SWR2 Wort zum Tag

SWR2 Wort zum Tag

Ich mache einen Novemberspaziergang an der Donau entlang. Nach einigen Kilometern bin ich auf einer Brücke angekommen und schaue lange ins klare, ruhige Wasser. Und während ich mich ans Geländer lehne versinken meine Gedanken irgendwo da unten.

Ich nehme ganz unterschiedliche Ebenen wahr: Ganz unten auf dem Flussgrund liegen bemooste Steine. Darüber fließt träge das Wasser der Donau. Wenn oben drauf keine welken Blätter schwimmen würden, könnte man meinen, dass es still steht. Und dann noch eine Ebene: die Luft zwischen der Wasseroberfläche und mir - ein Schwarm kleiner Mücken schwirrt dort in der Herbstsonne.

Und dann höre ich noch genau hin – noch eine Ebene. Es zwitschert ein Vogel, irgendwo gluckert Wasser und ein LKW donnert vorbei, oben auf der Straße. Von wo nach wo er wohl unterwegs ist? Ob da jemand auf den Fahrer wartet? Wie geht es ihm gerade? Der Fernfahrer streift für kurze Zeit meine Wirklichkeit, dann verhallt das Dröhnen.

Auch meinen Körper nehme ich wahr: Die Sonne wärmt mich angenehm von vorne, aber von hinten zieht die Novemberkälte den Rücken hoch.

Und dann entdecke ich eine weitere Ebene. Im Wasser der Donau spiegelt sich der blaue Himmel. Es wäre mir wahrscheinlich gar nicht aufgefallen, aber ein Flugzeug hat hoch oben zwei Kondensstreifen hinter sich her gemalt.

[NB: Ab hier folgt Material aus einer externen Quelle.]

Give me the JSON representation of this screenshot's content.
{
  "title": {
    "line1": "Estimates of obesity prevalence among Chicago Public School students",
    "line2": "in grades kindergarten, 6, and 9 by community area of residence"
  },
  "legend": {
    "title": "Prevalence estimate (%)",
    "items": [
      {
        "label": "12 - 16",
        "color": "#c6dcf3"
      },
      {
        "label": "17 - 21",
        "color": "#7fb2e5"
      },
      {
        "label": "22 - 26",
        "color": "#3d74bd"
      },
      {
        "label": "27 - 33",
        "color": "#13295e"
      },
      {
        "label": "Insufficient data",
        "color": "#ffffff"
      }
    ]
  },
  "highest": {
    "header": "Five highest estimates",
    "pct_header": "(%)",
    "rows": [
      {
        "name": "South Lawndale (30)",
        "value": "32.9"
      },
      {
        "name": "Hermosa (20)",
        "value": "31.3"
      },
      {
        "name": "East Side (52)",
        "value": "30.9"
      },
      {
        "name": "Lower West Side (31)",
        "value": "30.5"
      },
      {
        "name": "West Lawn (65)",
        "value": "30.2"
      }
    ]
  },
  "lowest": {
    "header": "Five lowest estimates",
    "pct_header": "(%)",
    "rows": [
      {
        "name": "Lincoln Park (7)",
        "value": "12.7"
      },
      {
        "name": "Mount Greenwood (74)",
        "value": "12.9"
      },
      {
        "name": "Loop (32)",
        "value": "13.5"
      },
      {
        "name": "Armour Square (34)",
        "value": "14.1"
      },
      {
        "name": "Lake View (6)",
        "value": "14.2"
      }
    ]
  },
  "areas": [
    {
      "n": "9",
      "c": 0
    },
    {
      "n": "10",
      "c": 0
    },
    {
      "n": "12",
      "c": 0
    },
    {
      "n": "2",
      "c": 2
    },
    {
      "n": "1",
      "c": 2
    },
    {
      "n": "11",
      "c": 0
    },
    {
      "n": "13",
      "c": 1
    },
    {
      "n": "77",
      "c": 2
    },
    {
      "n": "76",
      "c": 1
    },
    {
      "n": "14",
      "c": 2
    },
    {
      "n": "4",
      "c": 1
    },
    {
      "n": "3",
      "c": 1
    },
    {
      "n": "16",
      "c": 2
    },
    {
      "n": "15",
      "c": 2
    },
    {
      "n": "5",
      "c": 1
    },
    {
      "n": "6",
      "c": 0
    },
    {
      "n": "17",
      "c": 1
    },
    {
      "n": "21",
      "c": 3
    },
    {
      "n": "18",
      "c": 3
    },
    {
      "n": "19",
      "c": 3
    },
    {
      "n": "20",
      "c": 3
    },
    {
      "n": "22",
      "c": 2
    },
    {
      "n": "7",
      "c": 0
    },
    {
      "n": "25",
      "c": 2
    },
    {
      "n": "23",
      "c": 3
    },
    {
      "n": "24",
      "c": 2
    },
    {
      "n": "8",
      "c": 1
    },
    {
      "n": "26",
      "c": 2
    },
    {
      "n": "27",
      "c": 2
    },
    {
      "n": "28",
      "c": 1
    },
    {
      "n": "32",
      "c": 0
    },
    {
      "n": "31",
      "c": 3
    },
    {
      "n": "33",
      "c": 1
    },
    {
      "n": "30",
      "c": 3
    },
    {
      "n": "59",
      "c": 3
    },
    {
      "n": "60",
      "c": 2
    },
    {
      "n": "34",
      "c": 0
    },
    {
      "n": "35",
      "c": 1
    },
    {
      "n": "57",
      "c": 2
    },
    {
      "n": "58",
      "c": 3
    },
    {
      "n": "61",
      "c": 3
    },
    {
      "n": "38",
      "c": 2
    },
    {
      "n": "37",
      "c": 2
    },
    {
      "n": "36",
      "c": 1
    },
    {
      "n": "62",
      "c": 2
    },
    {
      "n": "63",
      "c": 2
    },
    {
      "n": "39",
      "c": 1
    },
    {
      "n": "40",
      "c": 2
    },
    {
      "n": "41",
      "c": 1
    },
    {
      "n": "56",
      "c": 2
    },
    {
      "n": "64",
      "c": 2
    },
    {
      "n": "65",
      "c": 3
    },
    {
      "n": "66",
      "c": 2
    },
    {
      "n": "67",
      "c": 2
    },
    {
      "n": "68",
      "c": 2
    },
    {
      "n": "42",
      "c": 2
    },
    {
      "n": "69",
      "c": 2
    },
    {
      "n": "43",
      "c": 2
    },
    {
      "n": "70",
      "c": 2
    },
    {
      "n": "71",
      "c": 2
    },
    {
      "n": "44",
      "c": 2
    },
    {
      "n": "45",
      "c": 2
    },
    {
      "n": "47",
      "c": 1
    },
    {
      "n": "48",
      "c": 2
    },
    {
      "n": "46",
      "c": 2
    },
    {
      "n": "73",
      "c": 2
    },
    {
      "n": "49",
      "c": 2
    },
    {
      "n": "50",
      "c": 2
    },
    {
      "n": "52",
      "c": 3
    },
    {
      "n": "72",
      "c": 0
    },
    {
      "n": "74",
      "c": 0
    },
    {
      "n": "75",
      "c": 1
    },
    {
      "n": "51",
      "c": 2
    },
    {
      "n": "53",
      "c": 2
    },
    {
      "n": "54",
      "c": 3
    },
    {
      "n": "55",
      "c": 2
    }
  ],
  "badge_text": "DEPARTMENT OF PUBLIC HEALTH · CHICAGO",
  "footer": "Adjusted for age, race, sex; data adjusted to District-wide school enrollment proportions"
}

Die mischen sich jetzt in das Bild von den bemoosten Steinen am Grund, vom klaren Wasser mit den bunten Blättern drauf. Jetzt, wo ich das Spiegelbild einmal entdeckt habe, lässt es mich nicht mehr los. Ich muss dauernd hinsehen.

Ich denke über die verschiedenen Ebenen nach. Bei mir gibt es eine berufliche und eine private. Es gibt aber auch eine körperliche und eine seelische, dazu meine Gefühlswelt. Und die kreuzen sich auch noch ständig mit den Welten anderer Menschen. Um meinen Zustand zu beschreiben, muss ich all das in Betracht ziehen. Erfüllt mich mein Beruf? Habe ich genügend Freizeit oder bin ich müde und ausgepowert? Was tut mir gut, welche Themen interessieren mich? Und wie komme ich mit den Menschen um mich herum klar?

Ich bin überzeugt, dass über diesen vielen Wirklichkeiten noch eine weitere Ebene schwebt. Vielleicht so wie der Himmel, der sich im Donauwasser spiegelt. Diese Ebene kann ich oft nur schemenhaft und indirekt wahrnehmen, aber sie ist da, wie eingewoben in meine Welt.